Katrina Incompetence Starts at the Top

americanprogressaction.org
Katrina Incompetence Starts at the Top

Michael Brown, nominated by President Bush in 2003 to be the director of the Federal Emergency Management Agency (FEMA), has been roundly criticized for his inept handling of Hurricane Katrina. As the latest issue of Time magazine reports, it turns out there’s a reason for his incompetence: Brown has no professional experience in emergency management and has repeatedly lied about his professional background. As millions of people try to recover from the bungled hurricane efforts, Americans have a right to know how the Bush administration stocked FEMA with such blatantly unqualified and dishonest leaders.

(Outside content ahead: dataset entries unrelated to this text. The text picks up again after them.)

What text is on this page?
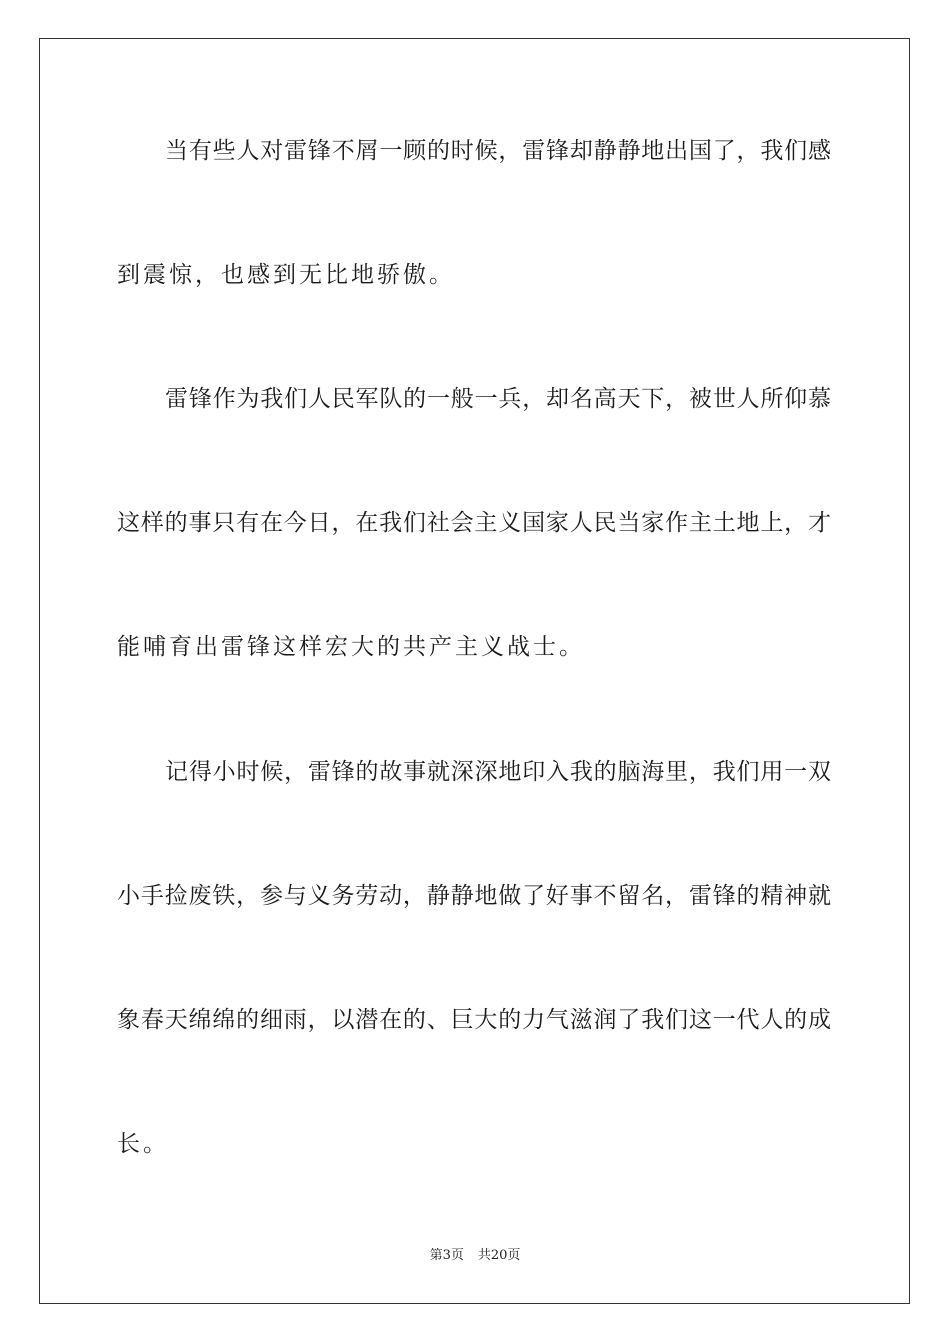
当有些人对雷锋不屑一顾的时候，雷锋却静静地出国了，我们感
到震惊，也感到无比地骄傲。
雷锋作为我们人民军队的一般一兵，却名高天下，被世人所仰慕
这样的事只有在今日，在我们社会主义国家人民当家作主土地上，才
能哺育出雷锋这样宏大的共产主义战士。
记得小时候，雷锋的故事就深深地印入我的脑海里，我们用一双
小手捡废铁，参与义务劳动，静静地做了好事不留名，雷锋的精神就
象春天绵绵的细雨，以潜在的、巨大的力气滋润了我们这一代人的成
长。
第3页 共20页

* Prior to heading FEMA, Michael Brown’s only emergency management experience was as a supposed “assistant city manager” – a title that we now know he concocted out of thin air. Brown's official government biography says he served as "as an assistant city manager with emergency services oversight." But Time Magazine contacted Claudia Deakins, head of public relations for the city of Edmond and got the real story. Deakins revealed that Brown "was an 'assistant to the city manager' from 1977 to 1980—not a manager himself—and had no authority over other employees. ‘The assistant is more like an intern,' she told Time. 'Department heads did not report to him.'" Brown completely fabricated his only supposed emergency response experience.

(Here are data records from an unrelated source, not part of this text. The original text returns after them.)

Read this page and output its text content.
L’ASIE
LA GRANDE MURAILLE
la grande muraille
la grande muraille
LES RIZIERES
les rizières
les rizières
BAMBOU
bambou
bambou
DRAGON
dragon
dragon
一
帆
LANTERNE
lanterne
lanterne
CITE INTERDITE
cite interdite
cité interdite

* The Bush administration filled FEMA with clearly unqualified political appointees. The Washington Post also reports that "Five of eight top Federal Emergency Management Agency officials came to their posts with virtually no experience in handling disasters." The top three officials—Brown, Chief of Staff Patrick J. Rhode and Deputy Chief of Staff Brooks D. Altshuler—"arrived with ties to President Bush's 2000 campaign or to the White House advance operation." The appointments of such clearly unqualified leaders hastened the exit of experienced career officials who could have provided necessary knowledge and planning to execute large scale response efforts.

* The failures with Katrina are part of a much larger pattern of mismanagement and poor judgment by the Bush administration. The devastation of Katrina and the disastrous response should not surprise anyone given the administration’s illustrious track record of mismanagement and poor leadership. From homeland security failures prior to 9/11 and the debacle in Iraq to record budget deficits and soaring energy prices, our nation’s conservative leaders have proven time and again that they are incapable of properly running the country. The Bush administration could start correcting its mismanagement by firing Brown and putting some professional experience back in FEMA.